The monitors’ reports show progress on many fronts, including an improvement of culture at the massive jail on the West Mesa, which has a capacity for about 1,950 inmates.
Robert Greifinger, the expert monitoring medical care at the jail, said that the county has been “working corroboratively and constructively” and said there’s been “vast improvement” from the county, according to his report.
Margo Fraiser, the jail operations monitor, noted in her most recent report there’s been “change in the culture” at the Metropolitan Detention Center. She gave positive marks on many aspects of the county’s efforts to comply with the settlement. She did point out that there have been sustained sexual misconduct allegations raised against jail staff, and she recommended that the jail make changes to sexual misconduct-related policies.
Psychiatry expert Dr. Jeffrey Metzner said in his most recent report in December that the county has either achieved “compliance” or “partial compliance” with the parts of the settlement that he monitors. He specifically complimented the staff and leadership within the jail’s Psychiatric Services Unit.
Rahn said much of the remaining work is related to sexual misconduct and inmate discipline.
“We’ve also implemented some changes at the facility to make sure we notice trends and take corrective action,” Rahn said.
The McClendon lawsuit was filed Jan. 10, 1995. At the time, the old Downtown jail, which had a capacity to hold less than 600 people, sometimes housed more than 900 inmates.
The suit is named after plaintiff Jimmy Lee McClendon, who at the time was an inmate who feared he might lose an eye due to poor medical care.

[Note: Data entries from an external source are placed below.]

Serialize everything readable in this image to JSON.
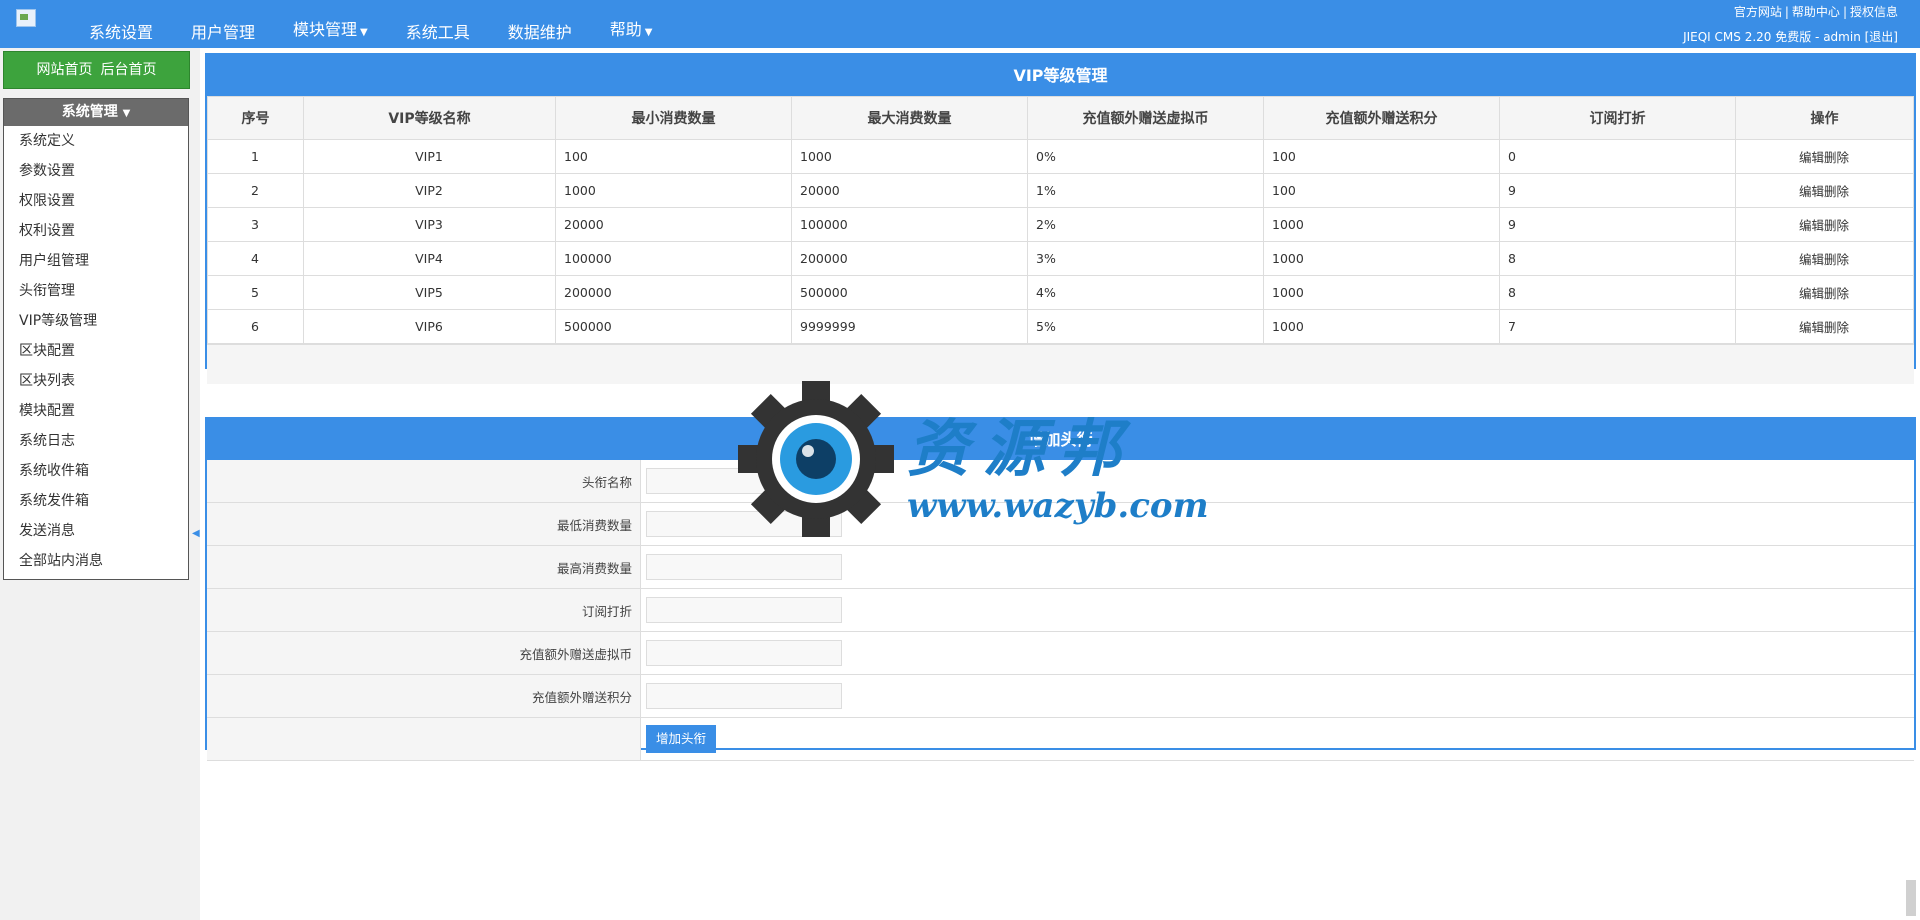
{
  "header": {
    "nav": [
      {
        "label": "系统设置",
        "caret": false
      },
      {
        "label": "用户管理",
        "caret": false
      },
      {
        "label": "模块管理",
        "caret": true
      },
      {
        "label": "系统工具",
        "caret": false
      },
      {
        "label": "数据维护",
        "caret": false
      },
      {
        "label": "帮助",
        "caret": true
      }
    ],
    "links": [
      "官方网站",
      "帮助中心",
      "授权信息"
    ],
    "site_info": "JIEQI CMS 2.20 免费版 - admin",
    "logout": "[退出]"
  },
  "sidebar": {
    "home_links": [
      "网站首页",
      "后台首页"
    ],
    "menu_title": "系统管理",
    "items": [
      "系统定义",
      "参数设置",
      "权限设置",
      "权利设置",
      "用户组管理",
      "头衔管理",
      "VIP等级管理",
      "区块配置",
      "区块列表",
      "模块配置",
      "系统日志",
      "系统收件箱",
      "系统发件箱",
      "发送消息",
      "全部站内消息"
    ]
  },
  "vip_table": {
    "title": "VIP等级管理",
    "columns": [
      "序号",
      "VIP等级名称",
      "最小消费数量",
      "最大消费数量",
      "充值额外赠送虚拟币",
      "充值额外赠送积分",
      "订阅打折",
      "操作"
    ],
    "op_edit": "编辑",
    "op_delete": "删除",
    "rows": [
      {
        "no": "1",
        "name": "VIP1",
        "min": "100",
        "max": "1000",
        "coin": "0%",
        "points": "100",
        "discount": "0"
      },
      {
        "no": "2",
        "name": "VIP2",
        "min": "1000",
        "max": "20000",
        "coin": "1%",
        "points": "100",
        "discount": "9"
      },
      {
        "no": "3",
        "name": "VIP3",
        "min": "20000",
        "max": "100000",
        "coin": "2%",
        "points": "1000",
        "discount": "9"
      },
      {
        "no": "4",
        "name": "VIP4",
        "min": "100000",
        "max": "200000",
        "coin": "3%",
        "points": "1000",
        "discount": "8"
      },
      {
        "no": "5",
        "name": "VIP5",
        "min": "200000",
        "max": "500000",
        "coin": "4%",
        "points": "1000",
        "discount": "8"
      },
      {
        "no": "6",
        "name": "VIP6",
        "min": "500000",
        "max": "9999999",
        "coin": "5%",
        "points": "1000",
        "discount": "7"
      }
    ]
  },
  "add_form": {
    "title": "增加头衔",
    "fields": [
      {
        "label": "头衔名称",
        "value": ""
      },
      {
        "label": "最低消费数量",
        "value": ""
      },
      {
        "label": "最高消费数量",
        "value": ""
      },
      {
        "label": "订阅打折",
        "value": ""
      },
      {
        "label": "充值额外赠送虚拟币",
        "value": ""
      },
      {
        "label": "充值额外赠送积分",
        "value": ""
      }
    ],
    "submit_label": "增加头衔"
  },
  "watermark": {
    "title": "资源邦",
    "url": "www.wazyb.com",
    "color": "#1e7ec8"
  },
  "colors": {
    "brand_blue": "#3a8ee6",
    "home_green": "#3da33d",
    "menu_title_gray": "#6b6b6b"
  }
}
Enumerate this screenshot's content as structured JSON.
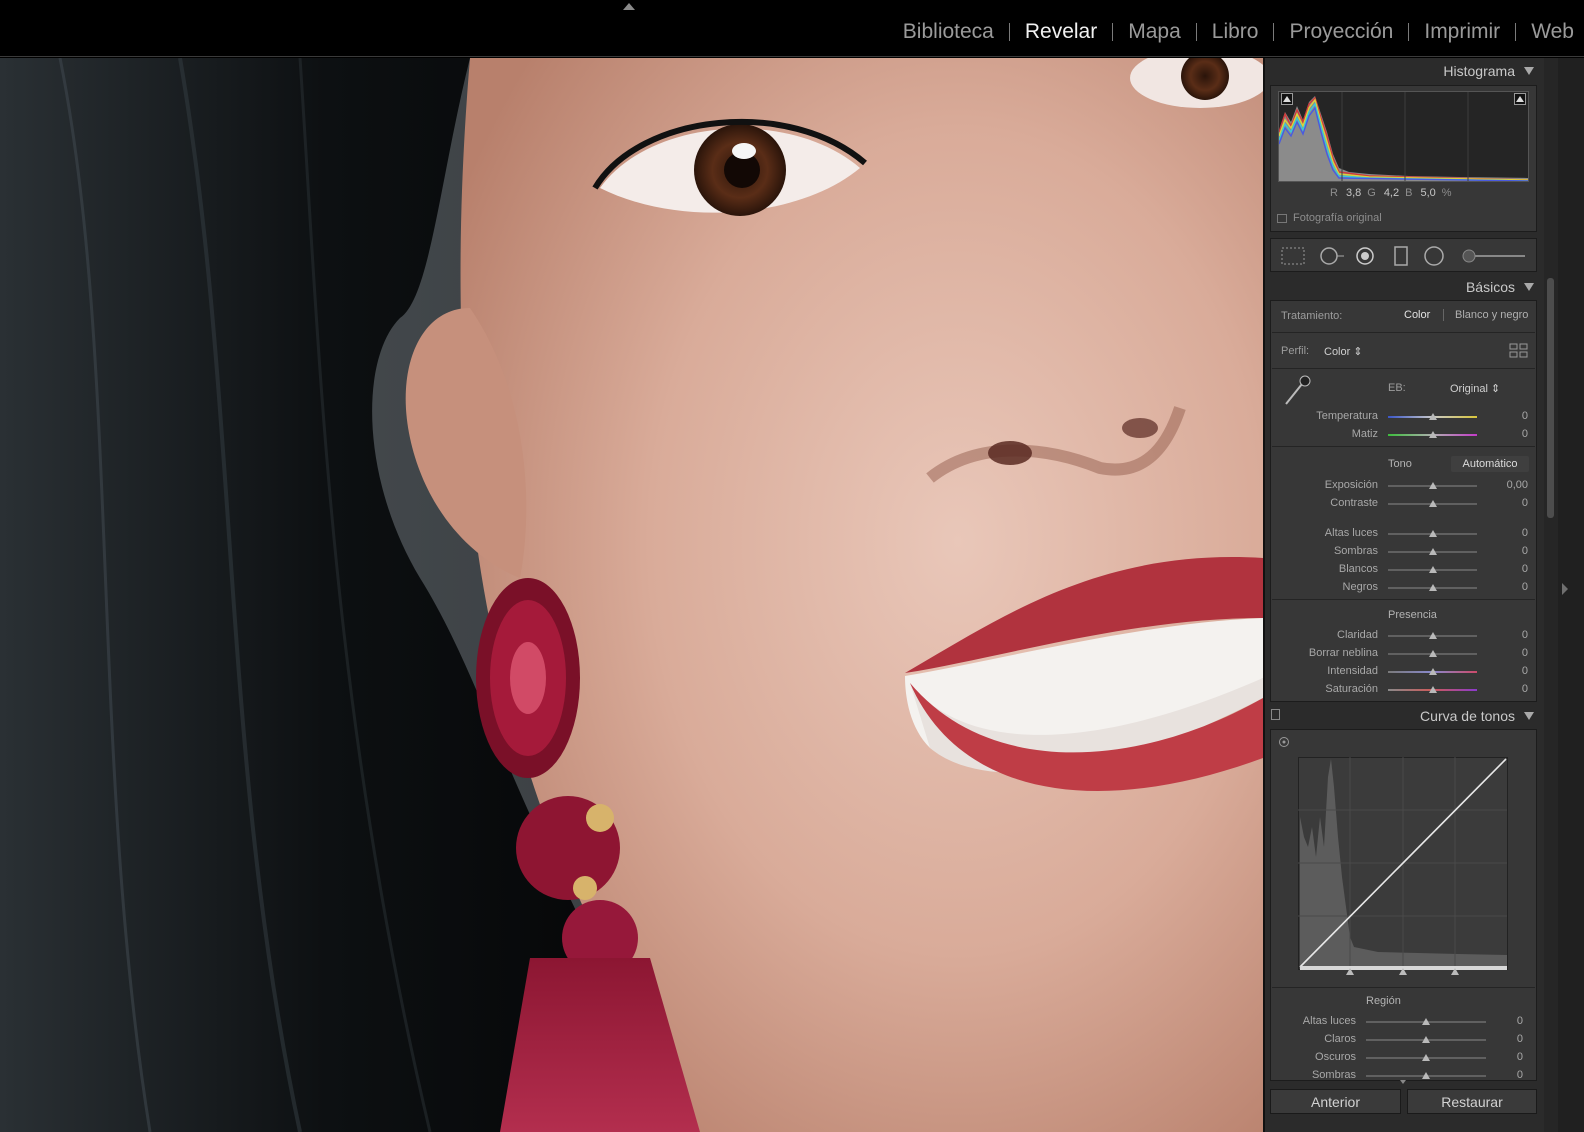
{
  "modules": [
    {
      "label": "Biblioteca",
      "active": false
    },
    {
      "label": "Revelar",
      "active": true
    },
    {
      "label": "Mapa",
      "active": false
    },
    {
      "label": "Libro",
      "active": false
    },
    {
      "label": "Proyección",
      "active": false
    },
    {
      "label": "Imprimir",
      "active": false
    },
    {
      "label": "Web",
      "active": false
    }
  ],
  "histogram": {
    "title": "Histograma",
    "r_label": "R",
    "r_value": "3,8",
    "g_label": "G",
    "g_value": "4,2",
    "b_label": "B",
    "b_value": "5,0",
    "percent": "%",
    "original_photo": "Fotografía original"
  },
  "tool_icons": [
    "crop-overlay-icon",
    "spot-removal-icon",
    "red-eye-icon",
    "graduated-filter-icon",
    "radial-filter-icon",
    "adjustment-brush-icon"
  ],
  "basic": {
    "title": "Básicos",
    "treatment_label": "Tratamiento:",
    "treatment_color": "Color",
    "treatment_bw": "Blanco y negro",
    "profile_label": "Perfil:",
    "profile_value": "Color",
    "wb_label": "EB:",
    "wb_value": "Original",
    "tone_label": "Tono",
    "auto_label": "Automático",
    "presence_label": "Presencia",
    "sliders": {
      "temperature": {
        "label": "Temperatura",
        "value": "0",
        "position": 0.5
      },
      "tint": {
        "label": "Matiz",
        "value": "0",
        "position": 0.5
      },
      "exposure": {
        "label": "Exposición",
        "value": "0,00",
        "position": 0.5
      },
      "contrast": {
        "label": "Contraste",
        "value": "0",
        "position": 0.5
      },
      "highlights": {
        "label": "Altas luces",
        "value": "0",
        "position": 0.5
      },
      "shadows": {
        "label": "Sombras",
        "value": "0",
        "position": 0.5
      },
      "whites": {
        "label": "Blancos",
        "value": "0",
        "position": 0.5
      },
      "blacks": {
        "label": "Negros",
        "value": "0",
        "position": 0.5
      },
      "clarity": {
        "label": "Claridad",
        "value": "0",
        "position": 0.5
      },
      "dehaze": {
        "label": "Borrar neblina",
        "value": "0",
        "position": 0.5
      },
      "vibrance": {
        "label": "Intensidad",
        "value": "0",
        "position": 0.5
      },
      "saturation": {
        "label": "Saturación",
        "value": "0",
        "position": 0.5
      }
    }
  },
  "tone_curve": {
    "title": "Curva de tonos",
    "region_label": "Región",
    "sliders": {
      "highlights": {
        "label": "Altas luces",
        "value": "0",
        "position": 0.5
      },
      "lights": {
        "label": "Claros",
        "value": "0",
        "position": 0.5
      },
      "darks": {
        "label": "Oscuros",
        "value": "0",
        "position": 0.5
      },
      "shadows": {
        "label": "Sombras",
        "value": "0",
        "position": 0.5
      }
    }
  },
  "buttons": {
    "previous": "Anterior",
    "reset": "Restaurar"
  }
}
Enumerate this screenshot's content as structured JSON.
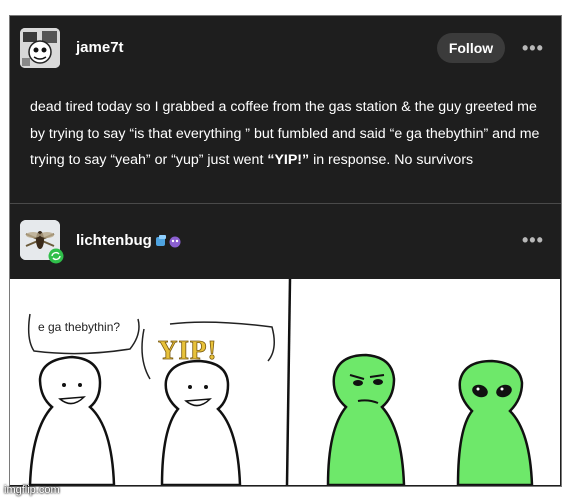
{
  "post": {
    "username": "jame7t",
    "follow_label": "Follow",
    "more_label": "•••",
    "text_before": "dead tired today so I grabbed a coffee from the gas station & the guy greeted me by trying to say “is that everything ” but fumbled and said “e ga thebythin” and me trying to say “yeah” or “yup” just went ",
    "text_bold": "“YIP!”",
    "text_after": " in response. No survivors"
  },
  "reblog": {
    "username": "lichtenbug",
    "more_label": "•••"
  },
  "comic": {
    "speech_1": "e ga thebythin?",
    "speech_2": "YIP!"
  },
  "watermark": "imgflip.com",
  "colors": {
    "background": "#1e1e1e",
    "alien_green": "#6ee86a",
    "yip_yellow": "#e8c23a"
  },
  "icons": [
    "avatar-image",
    "lichtenbug-avatar",
    "reblog-badge-icon",
    "badge-icons",
    "more-options-icon"
  ]
}
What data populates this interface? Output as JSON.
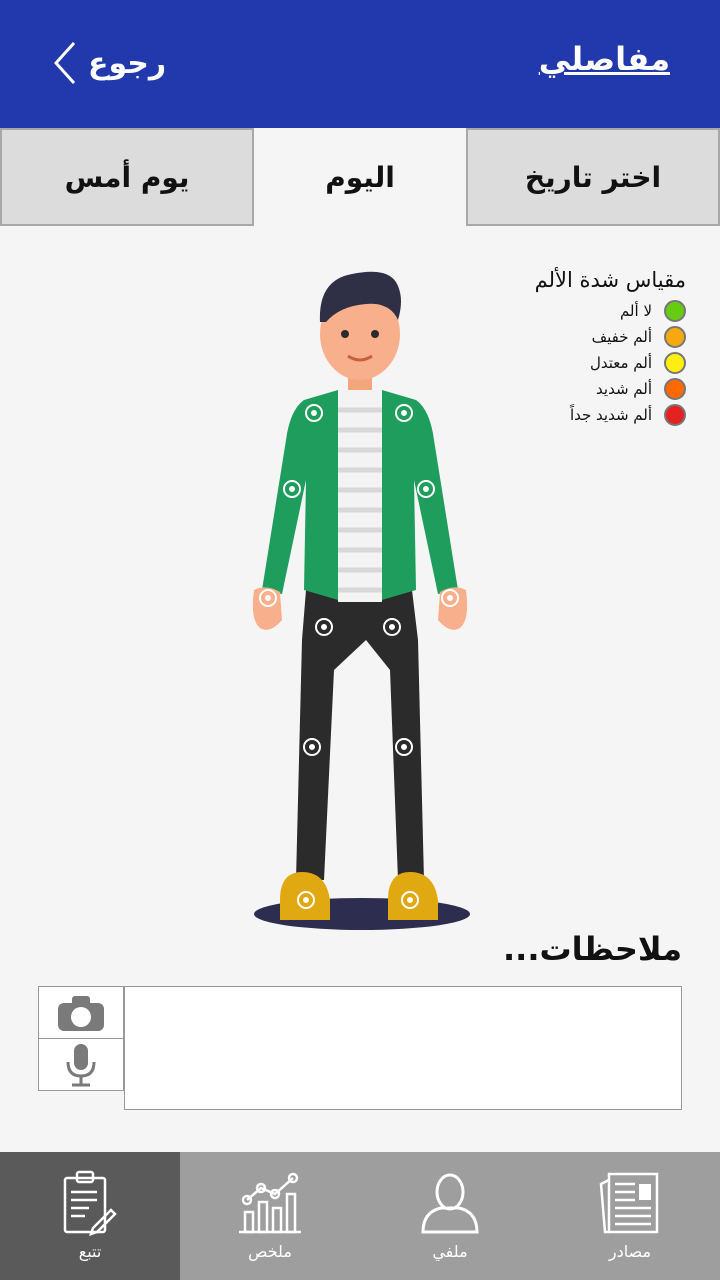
{
  "header": {
    "title": "مفاصلي",
    "back_label": "رجوع"
  },
  "tabs": [
    {
      "label": "اختر تاريخ",
      "active": false
    },
    {
      "label": "اليوم",
      "active": true
    },
    {
      "label": "يوم أمس",
      "active": false
    }
  ],
  "legend": {
    "title": "مقياس شدة الألم",
    "items": [
      {
        "label": "لا ألم",
        "color": "#66cc11"
      },
      {
        "label": "ألم خفيف",
        "color": "#f6a90e"
      },
      {
        "label": "ألم معتدل",
        "color": "#ffee11"
      },
      {
        "label": "ألم شديد",
        "color": "#ff6a00"
      },
      {
        "label": "ألم شديد جداً",
        "color": "#e52222"
      }
    ]
  },
  "notes": {
    "label": "ملاحظات..."
  },
  "nav": [
    {
      "label": "مصادر",
      "icon": "newspaper-icon",
      "active": false
    },
    {
      "label": "ملفي",
      "icon": "user-icon",
      "active": false
    },
    {
      "label": "ملخص",
      "icon": "chart-icon",
      "active": false
    },
    {
      "label": "تتبع",
      "icon": "clipboard-edit-icon",
      "active": true
    }
  ],
  "colors": {
    "header": "#2239ae",
    "jacket": "#1e9d5c",
    "pants": "#2b2b2b",
    "shoes": "#e0a912"
  }
}
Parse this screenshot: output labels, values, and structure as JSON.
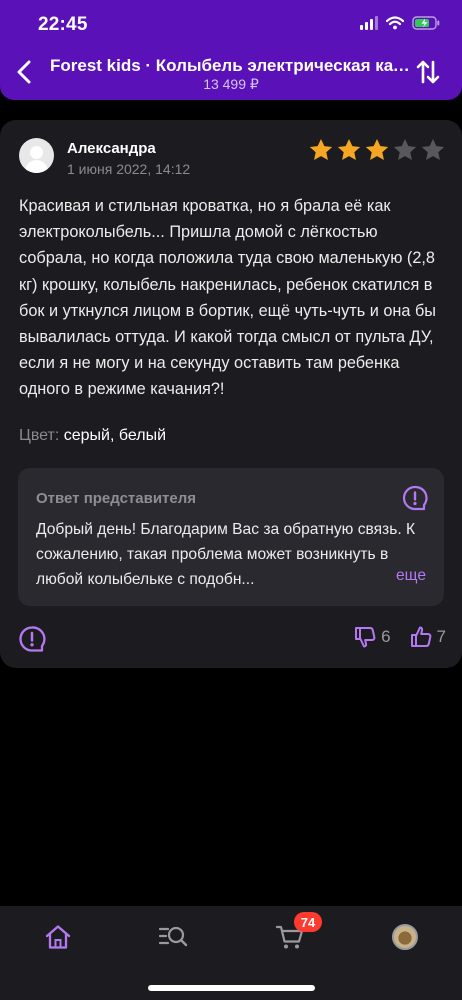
{
  "status_bar": {
    "time": "22:45"
  },
  "header": {
    "title": "Forest kids · Колыбель электрическая качалка",
    "price": "13 499 ₽"
  },
  "review": {
    "author": "Александра",
    "date": "1 июня 2022, 14:12",
    "rating": 3,
    "rating_max": 5,
    "text": "Красивая и стильная кроватка, но я брала её как электроколыбель... Пришла домой с лёгкостью собрала, но когда положила туда свою маленькую (2,8 кг) крошку, колыбель накренилась, ребенок скатился в бок и уткнулся лицом в бортик, ещё чуть-чуть и она бы вывалилась оттуда. И какой тогда смысл от пульта ДУ, если я не могу и на секунду оставить там ребенка одного в режиме качания?!",
    "color_label": "Цвет:",
    "color_value": "серый, белый",
    "reply": {
      "title": "Ответ представителя",
      "text": "Добрый день! Благодарим Вас за обратную связь. К сожалению, такая проблема может возникнуть в любой колыбельке с подобн...",
      "more": "еще"
    },
    "dislikes": "6",
    "likes": "7"
  },
  "tabbar": {
    "cart_count": "74",
    "items": [
      "home-icon",
      "catalog-search-icon",
      "cart-icon",
      "profile-avatar"
    ]
  },
  "colors": {
    "header": "#5a12b8",
    "accent": "#b479f2",
    "star_active": "#f5a623",
    "star_inactive": "#58575d",
    "badge": "#ff3b30",
    "card": "#1c1b1f"
  }
}
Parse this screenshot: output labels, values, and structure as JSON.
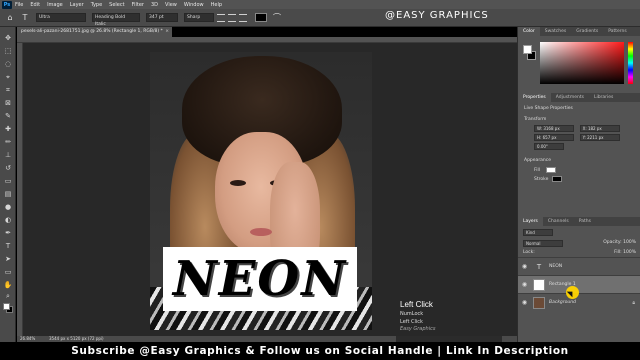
{
  "menubar": {
    "logo": "Ps",
    "items": [
      "File",
      "Edit",
      "Image",
      "Layer",
      "Type",
      "Select",
      "Filter",
      "3D",
      "View",
      "Window",
      "Help"
    ]
  },
  "options_bar": {
    "tool_icon": "T",
    "font_family": "Ultra",
    "font_style": "Heading Bold Italic",
    "font_size": "347 pt",
    "antialias": "Sharp",
    "text_color": "#000000"
  },
  "watermark": "@EASY GRAPHICS",
  "document": {
    "tab_label": "pexels-ali-pazani-2681751.jpg @ 26.8% (Rectangle 1, RGB/8) *",
    "zoom": "26.84%",
    "status": "3544 px x 5120 px (72 ppi)"
  },
  "canvas": {
    "neon_text": "NEON"
  },
  "keycast": {
    "title": "Left Click",
    "line1": "NumLock",
    "line2": "Left Click",
    "brand": "Easy Graphics"
  },
  "panels": {
    "color_tabs": [
      "Color",
      "Swatches",
      "Gradients",
      "Patterns"
    ],
    "properties_tabs": [
      "Properties",
      "Adjustments",
      "Libraries"
    ],
    "live_shape": "Live Shape Properties",
    "transform_label": "Transform",
    "w": "W: 3168 px",
    "h": "H: 657 px",
    "x": "X: 182 px",
    "y": "Y: 2211 px",
    "angle": "0.00°",
    "appearance_label": "Appearance",
    "fill_label": "Fill",
    "stroke_label": "Stroke",
    "layers_tabs": [
      "Layers",
      "Channels",
      "Paths"
    ],
    "kind": "Kind",
    "blend": "Normal",
    "opacity": "Opacity: 100%",
    "lock": "Lock:",
    "fill": "Fill: 100%",
    "layers": [
      {
        "name": "NEON",
        "type": "text"
      },
      {
        "name": "Rectangle 1",
        "type": "shape"
      },
      {
        "name": "Background",
        "type": "image"
      }
    ]
  },
  "banner": "Subscribe @Easy Graphics & Follow us on Social Handle | Link In Description"
}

McClendon died several years after the lawsuit was filed, but the case still bears his name. A variety of attorneys over the years have represented the plaintiffs.
Throughout the litigation, the county and attorneys for the plaintiffs have at times reached settlements that were later rescinded. Rahn said the county believes that the most recent settlement will be the final of the case.
It’s not clear how much money the county has spent on the lawsuit over the years because so many aspects of jail operations are indirectly connected to the lawsuit, said Julie Morgas Baca, the county manager. But the costs are significant.
Candace Hopkins, a spokeswoman for the jail, said the county spends about $50,000 to $70,000 per month on plaintiffs’ attorney fees. She said since 2016 the county spent more than $1 million to train corrections officers on a new use-of-force policy, which was one of many requirements. The county has also spent more than $1.3 million on its own attorneys, expert witnesses and other costs associated with the lawsuit, she said.
And many other county expenses, such as inmate medical costs, have increased as the county works to become compliant with the lawsuit, Hopkins said.
Ralph Fernandez, the chief of the jail, said the money spent training officers on the new policy should improve safety for jail staff and reduce the amount of money the county spends on lawsuits that allege excessive force.